The top 5 investment strategies for Ontario real estate investors

There are many different ways to invest in Ontario real estate. As with any investment, the opportunities range in complexity, risk level, and ease of entry. This article introduces some of the more common approaches to real estate investments. Which should you choose? That depends on your personal financial situation, access to financing and risk tolerance.

The top 5 investment strategies for Ontario real estate are…

  1. The “Buy and Hold” strategy
  2. The “Flip”
  3. The “Hybrid” – buy, fix up, and hold
  4. The “Joint Venture”
  5. The “Rent to Own”

 1.       The Buy and Hold

The strategy for ‘Buy and Hold’ is simple: buy a rental property that is slightly under market value and hold it for the long term. The goal is to have tenants gradually pay off the mortgage so that in the end you have a property that is mortgage-free and on which rental income is being paid to you indefinitely. Buy and Hold is a popular option for Ontario investors, because it is one of the most straight-forward real estate investment strategies. As long as the property’s income covers the expenses (note that each lender has slightly different ways of calculating this), and as long as you have a minimum 20% down payment, it is also the easiest real estate investment to finance.

2.       The Flip

The Flip is a popular strategy that has been the subject of many television shows in Canada, the United States and beyond. In concept, the flip is simple: buy a home significantly under market value, renovate it, stage it, and then sell it for a profit. In reality, it can take quite a while to find a great property to buy and flip. As well, it is typically easier to live through a Flip if you or someone you trust has home renovation skills. In any event, if done correctly, the rewards can be significant. On the financing side, it is a little trickier to obtain a mortgage for a ‘flip’ property since you won’t be able to show an income from it until it is sold. Keep in mind that you may have to work with specialized lenders to obtain the necessary financing. The key to success? Ensure that you factor in all your financing costs when calculating the expected profit on your Flip.

3.       The Hybrid

The Hybrid strategy is a combination of the Buy and Hold, and the Flip. Most Hybrid strategies start with the purchase of a property that is undervalued due to the fact that it needs a fair amount of renovation or care. The property is then improved with the intention of holding it for a longer term and renting it, before ultimately selling when the market is favourable. As with the Flip, you may need to look at financing the property more creatively, possibly using a combination of financing sources. As with the Flip strategy, being realistic about your financing costs when calculating your expected profits is critical to ensuring that your investment goals are achieved.

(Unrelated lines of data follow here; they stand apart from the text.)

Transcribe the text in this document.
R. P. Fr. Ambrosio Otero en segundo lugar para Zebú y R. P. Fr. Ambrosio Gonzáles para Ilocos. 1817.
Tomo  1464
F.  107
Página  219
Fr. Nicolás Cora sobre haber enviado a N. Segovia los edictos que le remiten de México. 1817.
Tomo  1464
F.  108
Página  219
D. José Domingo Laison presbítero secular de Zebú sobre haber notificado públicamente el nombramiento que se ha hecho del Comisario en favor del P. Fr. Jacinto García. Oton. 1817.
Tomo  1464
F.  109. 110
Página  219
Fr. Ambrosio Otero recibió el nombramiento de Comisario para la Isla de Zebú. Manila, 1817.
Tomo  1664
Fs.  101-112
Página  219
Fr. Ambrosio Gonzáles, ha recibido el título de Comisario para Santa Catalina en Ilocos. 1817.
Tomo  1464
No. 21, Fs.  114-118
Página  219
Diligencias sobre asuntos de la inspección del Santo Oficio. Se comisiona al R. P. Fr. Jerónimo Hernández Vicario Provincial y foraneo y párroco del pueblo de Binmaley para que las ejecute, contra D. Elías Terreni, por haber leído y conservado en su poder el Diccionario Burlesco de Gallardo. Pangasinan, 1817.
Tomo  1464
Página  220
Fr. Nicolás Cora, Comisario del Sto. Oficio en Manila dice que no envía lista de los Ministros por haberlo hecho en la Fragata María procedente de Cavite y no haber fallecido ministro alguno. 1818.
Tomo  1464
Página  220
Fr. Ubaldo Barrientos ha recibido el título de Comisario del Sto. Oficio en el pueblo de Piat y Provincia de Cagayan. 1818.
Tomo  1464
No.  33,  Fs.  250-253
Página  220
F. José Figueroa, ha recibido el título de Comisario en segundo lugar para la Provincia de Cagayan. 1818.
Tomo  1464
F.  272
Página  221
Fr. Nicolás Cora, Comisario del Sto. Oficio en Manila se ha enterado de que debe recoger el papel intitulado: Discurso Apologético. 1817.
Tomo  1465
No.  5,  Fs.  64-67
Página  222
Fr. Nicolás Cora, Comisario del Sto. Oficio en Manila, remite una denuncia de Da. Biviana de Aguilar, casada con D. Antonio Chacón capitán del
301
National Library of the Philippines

4.       The Joint Venture

Many investors who don’t have (or don’t want to tie up) funds in purchasing an investment property on their own, will team up in a partnership with someone with the same investment goals. In a joint venture it is vital to have absolutely everything in writing before any money changes hands. You should outline not only the initial financial expectations of each party but also things like:

  • how you’ll decide when or how to do repairs or renovations (and who pays for them)
  • how you’ll select tenants and who deals with them (if applicable)
  • when you intend to sell and based on what criteria

To obtain financing, make sure that your investment partner has good credit and is not overextended before sitting down with your mortgage professional to talk about your financing options.

 5.       The Rent to Own

The Rent to Own strategy has once again been gaining in popularity in Ontario. The way it works: investors purchase a property, but rather than advertising it as a traditional rental, they look for future owners. These are typically people who want to own their own home, but can’t, because they either have credit issues or an insufficient down payment. From an investor perspective, you would negotiate an agreement to have them purchase the property at a predetermined price, by a predetermined date. In addition, an “option fee” of a few thousand dollars is typically charged to secure the property. For a predetermined length of time (usually 2-4 years) market rent is charged, plus a predetermined amount is charged on top of the rent, that goes toward the tenant’s future down payment. On the financing side of things, the investor needs to ensure that the property “cash flows” at the market rent. Just as importantly, the tenants or future owners should work with a qualified mortgage professional to develop and stick to a plan that will enable them to end up in a satisfactory financial position with good credit, in order to qualify for a mortgage when the time comes for them to purchase the property.

Now you are armed with some basic information on the most popular ways to invest in Ontario real estate. As with any investment, financing will be your greatest concern. Speak with a trustworthy Ontario-based realtor and mortgage professional who can help you decide which approach is best for you and your family. Happy investing!